Description: VQE, or Variational Quantum Eigensolver, is an algorithm designed to solve optimization problems in quantum systems. Its main goal is to find the eigenvalues and eigenvectors of a Hamiltonian, which describes the energy of a quantum system. This approach is particularly relevant in quantum computing, where quantum systems can be complex and difficult to simulate with classical computers. VQE combines classical optimization techniques with quantum circuits, allowing calculations to be performed on available quantum hardware. Through an iterative process, the algorithm adjusts the parameters of a quantum circuit to minimize the expected energy of the system, which in turn allows for approximating the ground state of the quantum system. This methodology is especially useful in simulating various quantum systems, where understanding their quantum properties is sought. The versatility of VQE makes it a key tool in the research and development of quantum computing, opening new possibilities in fields such as quantum chemistry and materials science.
History: VQE was first proposed in 2014 by a group of researchers led by John Preskill and has since developed as one of the most promising techniques in quantum computing.
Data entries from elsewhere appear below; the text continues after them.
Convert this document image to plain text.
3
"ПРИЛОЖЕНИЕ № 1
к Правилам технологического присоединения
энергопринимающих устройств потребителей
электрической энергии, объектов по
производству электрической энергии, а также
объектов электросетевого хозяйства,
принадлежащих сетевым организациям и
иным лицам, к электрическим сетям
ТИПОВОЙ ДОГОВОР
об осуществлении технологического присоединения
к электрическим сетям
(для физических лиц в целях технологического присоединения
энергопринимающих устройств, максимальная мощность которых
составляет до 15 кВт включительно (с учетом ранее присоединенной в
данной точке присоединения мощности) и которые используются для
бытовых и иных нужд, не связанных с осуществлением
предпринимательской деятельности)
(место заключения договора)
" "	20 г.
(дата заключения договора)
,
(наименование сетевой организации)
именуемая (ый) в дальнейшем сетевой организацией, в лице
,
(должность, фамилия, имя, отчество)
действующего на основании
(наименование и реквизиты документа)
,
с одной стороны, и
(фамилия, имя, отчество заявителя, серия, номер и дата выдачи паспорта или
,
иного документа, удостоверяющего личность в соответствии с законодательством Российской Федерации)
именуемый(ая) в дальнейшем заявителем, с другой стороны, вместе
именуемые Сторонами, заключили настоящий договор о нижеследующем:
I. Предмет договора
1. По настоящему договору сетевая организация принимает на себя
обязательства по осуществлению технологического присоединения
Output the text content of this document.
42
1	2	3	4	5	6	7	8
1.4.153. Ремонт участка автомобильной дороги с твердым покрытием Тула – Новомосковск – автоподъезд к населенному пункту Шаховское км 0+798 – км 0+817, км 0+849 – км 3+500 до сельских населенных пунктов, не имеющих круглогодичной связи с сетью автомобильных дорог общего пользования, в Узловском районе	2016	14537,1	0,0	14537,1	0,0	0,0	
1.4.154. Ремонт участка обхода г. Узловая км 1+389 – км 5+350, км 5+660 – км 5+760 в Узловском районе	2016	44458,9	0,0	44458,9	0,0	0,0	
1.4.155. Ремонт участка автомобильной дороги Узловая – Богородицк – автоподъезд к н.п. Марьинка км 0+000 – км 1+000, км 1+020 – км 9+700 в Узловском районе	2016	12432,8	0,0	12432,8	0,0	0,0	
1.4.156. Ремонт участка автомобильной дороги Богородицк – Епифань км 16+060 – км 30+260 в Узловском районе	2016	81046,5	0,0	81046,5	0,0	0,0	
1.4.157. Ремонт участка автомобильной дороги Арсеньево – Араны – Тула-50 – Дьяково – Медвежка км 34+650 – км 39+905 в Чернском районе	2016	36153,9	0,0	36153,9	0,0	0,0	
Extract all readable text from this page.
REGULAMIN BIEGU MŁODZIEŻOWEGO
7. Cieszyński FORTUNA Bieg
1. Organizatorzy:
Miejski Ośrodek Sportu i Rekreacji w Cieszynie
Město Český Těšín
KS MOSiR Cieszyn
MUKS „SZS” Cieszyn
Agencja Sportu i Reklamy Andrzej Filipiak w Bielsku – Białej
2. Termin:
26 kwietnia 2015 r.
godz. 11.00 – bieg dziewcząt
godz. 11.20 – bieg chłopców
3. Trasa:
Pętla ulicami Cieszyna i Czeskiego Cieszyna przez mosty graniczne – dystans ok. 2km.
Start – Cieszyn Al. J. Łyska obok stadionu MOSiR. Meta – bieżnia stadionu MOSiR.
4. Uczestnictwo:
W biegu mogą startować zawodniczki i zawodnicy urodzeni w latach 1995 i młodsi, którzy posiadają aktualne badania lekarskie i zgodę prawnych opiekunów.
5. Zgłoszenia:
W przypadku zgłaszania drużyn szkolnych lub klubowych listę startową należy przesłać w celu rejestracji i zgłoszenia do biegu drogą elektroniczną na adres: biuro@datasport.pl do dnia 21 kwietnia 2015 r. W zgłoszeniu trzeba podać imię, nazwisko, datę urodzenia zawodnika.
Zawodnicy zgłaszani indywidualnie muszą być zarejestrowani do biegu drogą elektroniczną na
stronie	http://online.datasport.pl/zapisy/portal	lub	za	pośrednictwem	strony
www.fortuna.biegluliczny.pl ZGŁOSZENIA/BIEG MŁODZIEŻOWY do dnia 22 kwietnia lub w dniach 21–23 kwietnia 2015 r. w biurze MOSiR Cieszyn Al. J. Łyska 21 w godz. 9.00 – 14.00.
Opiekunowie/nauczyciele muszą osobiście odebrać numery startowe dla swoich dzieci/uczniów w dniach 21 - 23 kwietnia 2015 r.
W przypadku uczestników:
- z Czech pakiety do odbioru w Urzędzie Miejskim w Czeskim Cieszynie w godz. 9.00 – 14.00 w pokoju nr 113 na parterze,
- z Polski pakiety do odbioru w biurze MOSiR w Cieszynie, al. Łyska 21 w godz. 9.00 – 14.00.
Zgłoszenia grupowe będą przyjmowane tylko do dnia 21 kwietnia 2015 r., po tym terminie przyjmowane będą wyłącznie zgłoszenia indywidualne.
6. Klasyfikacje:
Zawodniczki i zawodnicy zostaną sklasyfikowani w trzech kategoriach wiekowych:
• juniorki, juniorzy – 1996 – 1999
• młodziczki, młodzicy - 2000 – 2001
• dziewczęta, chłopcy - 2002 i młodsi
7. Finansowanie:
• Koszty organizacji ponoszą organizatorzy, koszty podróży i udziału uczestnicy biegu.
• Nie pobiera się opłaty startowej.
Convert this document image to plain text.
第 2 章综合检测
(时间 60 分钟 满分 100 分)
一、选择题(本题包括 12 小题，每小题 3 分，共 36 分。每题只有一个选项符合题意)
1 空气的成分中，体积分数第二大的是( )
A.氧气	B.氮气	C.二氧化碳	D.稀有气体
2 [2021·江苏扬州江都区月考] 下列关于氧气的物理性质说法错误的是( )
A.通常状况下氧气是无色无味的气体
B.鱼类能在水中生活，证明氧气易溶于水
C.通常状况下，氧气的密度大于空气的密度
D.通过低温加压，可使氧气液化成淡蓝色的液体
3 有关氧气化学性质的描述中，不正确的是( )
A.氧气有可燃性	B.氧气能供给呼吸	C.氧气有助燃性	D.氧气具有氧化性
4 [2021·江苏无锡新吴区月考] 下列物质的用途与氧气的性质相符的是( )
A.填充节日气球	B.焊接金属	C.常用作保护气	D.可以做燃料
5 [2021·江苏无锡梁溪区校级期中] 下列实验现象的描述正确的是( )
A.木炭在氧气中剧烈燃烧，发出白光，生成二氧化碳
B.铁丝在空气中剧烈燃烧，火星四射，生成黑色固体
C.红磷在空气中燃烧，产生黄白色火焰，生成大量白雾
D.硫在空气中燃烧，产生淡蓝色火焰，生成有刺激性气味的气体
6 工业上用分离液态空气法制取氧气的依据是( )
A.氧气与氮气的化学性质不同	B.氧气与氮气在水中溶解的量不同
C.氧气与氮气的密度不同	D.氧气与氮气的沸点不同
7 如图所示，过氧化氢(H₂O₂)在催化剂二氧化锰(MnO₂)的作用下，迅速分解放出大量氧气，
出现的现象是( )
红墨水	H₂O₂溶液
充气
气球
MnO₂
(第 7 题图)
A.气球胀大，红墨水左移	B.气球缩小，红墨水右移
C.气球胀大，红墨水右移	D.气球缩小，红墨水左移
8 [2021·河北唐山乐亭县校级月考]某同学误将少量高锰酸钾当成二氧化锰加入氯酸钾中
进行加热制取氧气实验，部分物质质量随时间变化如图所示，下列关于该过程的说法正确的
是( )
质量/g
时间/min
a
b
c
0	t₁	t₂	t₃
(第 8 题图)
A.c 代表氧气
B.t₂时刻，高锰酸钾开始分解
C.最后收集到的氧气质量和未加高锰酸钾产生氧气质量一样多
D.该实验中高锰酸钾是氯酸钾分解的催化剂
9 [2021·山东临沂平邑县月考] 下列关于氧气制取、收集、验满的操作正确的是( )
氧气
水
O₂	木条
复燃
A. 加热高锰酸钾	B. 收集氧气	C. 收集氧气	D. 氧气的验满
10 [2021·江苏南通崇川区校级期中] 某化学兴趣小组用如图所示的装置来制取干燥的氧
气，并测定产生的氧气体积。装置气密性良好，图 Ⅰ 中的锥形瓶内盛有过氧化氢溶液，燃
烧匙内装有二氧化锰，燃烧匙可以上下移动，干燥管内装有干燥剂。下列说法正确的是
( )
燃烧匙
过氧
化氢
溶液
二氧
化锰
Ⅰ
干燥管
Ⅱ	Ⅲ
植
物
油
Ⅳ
Its introduction marked a significant advancement in the ability to simulate complex quantum systems using quantum computers, especially in the context of quantum chemistry.
Uses: VQE is primarily used in simulating quantum systems, such as molecules and materials, to calculate their energetic and structural properties. It is also applied in optimizing problems in quantum chemistry and in developing new materials with specific properties.
Examples: A practical example of VQE usage is the simulation of the hydrogen molecule, where the goal is to calculate its ground state energy. Another case is research into new superconducting materials, where VQE helps understand the quantum interactions affecting their properties.